“I woke up as the sun was reddening; and that was the one distinct time in my life, the strangest moment of all, that I didn’t know who I was…I was far away from home haunted and tired with travel, in a cheap hotel room I’d never seen, hearing the hiss of steam outside, and the creak of the old wood of the hotel, and footsteps upstairs and all the sad sounds, and I looked at the cracked high ceiling and really didn’t know who I was for about fifteen strange seconds. I wasn’t scared, I was just somebody else, some stranger, and my whole life was a haunted life, the life of a ghost… I was halfway across America, at the dividing line between the East of my youth and the West of my future, and maybe that’s why it happened right there and then that strange red afternoon.”
Much has already been said about the modern masterpiece that is On the Road but I barely know anything about it before finally being given a copy as a birthday gift. I’ve been a book fan since forever and my usual choice of books usually revolve on horror, science fiction, fantasy and whatnots. I’ve never picked up a book about travelling even once, not knowing such kinds of books exists at all.
So there I was, giddy as a highschool kid, after finally having my hand on the rough covers of On the Road after more than a year of looking for it. I usually read in the bus on the way to and from work, and imagine my surprise when I opened the pages and found a never-ending flow of texts inside.
It turned out that what I got was the original draft of the book which was written in scroll form. Legend tells of Kerouac taping up separate pieces of paper to form one magnanimous scroll before typing everything his crazed brain tells his manic fingers in a mad frenzy of a few weeks.
What came out was literally a road of words that sprawls on and on. The sentences were epically long, there were no paragraphs, there were hardly any chapters and there were no breaks. Everything flowed like the road Jack was telling us about, you can never stop. This book is an English teacher’s nightmare.
The book tells about Jack’s trips through the groaning land of the Americas, his friendship with the wildly maniacal Neil, the relations he met along the road, the craziness and the loneliness that accompanied him along his journey, and the longing to find IT.
On the Road is not a guidebook on how to do road trips. Kerouac writes about how a road breaks and makes a person, he writes with no gold frills how crazy and desolate the road can be.
The cliché it’s the trip not the destination cannot be truer than with this book. Don’t get me wrong though, the book is hardly clichéd. It doesn’t talk about tourist destinations, or snapping pictures or beautiful places, it talks only of going and moving; screaming through the highways and passing everyone and everything along the road. You’d never find a more refreshing read than this. The road slams through the pages of the book like Neil’s broken down Cadillac howling through the starlit American night at a steady 110 miles per hour.

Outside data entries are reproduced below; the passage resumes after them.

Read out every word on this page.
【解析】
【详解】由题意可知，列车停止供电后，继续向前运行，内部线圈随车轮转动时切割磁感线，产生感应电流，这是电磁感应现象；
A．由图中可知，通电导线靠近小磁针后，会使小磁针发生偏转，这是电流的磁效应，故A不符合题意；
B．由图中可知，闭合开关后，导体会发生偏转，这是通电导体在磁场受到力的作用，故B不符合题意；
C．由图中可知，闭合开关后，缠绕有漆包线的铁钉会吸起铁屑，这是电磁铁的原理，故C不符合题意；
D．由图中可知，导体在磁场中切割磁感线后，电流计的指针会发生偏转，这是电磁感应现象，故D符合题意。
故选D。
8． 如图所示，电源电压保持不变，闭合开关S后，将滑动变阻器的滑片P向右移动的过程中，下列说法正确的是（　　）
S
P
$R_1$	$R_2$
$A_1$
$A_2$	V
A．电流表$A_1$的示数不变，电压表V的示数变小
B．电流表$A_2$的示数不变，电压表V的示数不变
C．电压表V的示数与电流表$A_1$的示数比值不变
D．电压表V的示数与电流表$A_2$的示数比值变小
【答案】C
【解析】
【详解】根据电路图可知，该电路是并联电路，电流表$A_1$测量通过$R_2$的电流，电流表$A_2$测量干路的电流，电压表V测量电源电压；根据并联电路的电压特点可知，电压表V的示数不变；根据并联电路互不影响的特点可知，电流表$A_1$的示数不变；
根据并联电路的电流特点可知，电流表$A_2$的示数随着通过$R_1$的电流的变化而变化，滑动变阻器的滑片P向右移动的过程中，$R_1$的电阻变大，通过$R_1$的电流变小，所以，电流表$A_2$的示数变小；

I have never read a crazier book than On the Road, and it only got crazier with the scroll edition which was how Kerouac intended it be read in the first place.
”But then they danced down the street like dingldodies and I shambled after as usual as I’ve been doing all my life after people that interest me, because the only people that interest me are the mad ones, the ones who are mad to live, mad to talk, desirous of everything at the same time, the ones that never yawn or say a commonplace thing.. but burn, burn, burn like roman candles across the night.”
** Words in italics are quotes lifted from the book.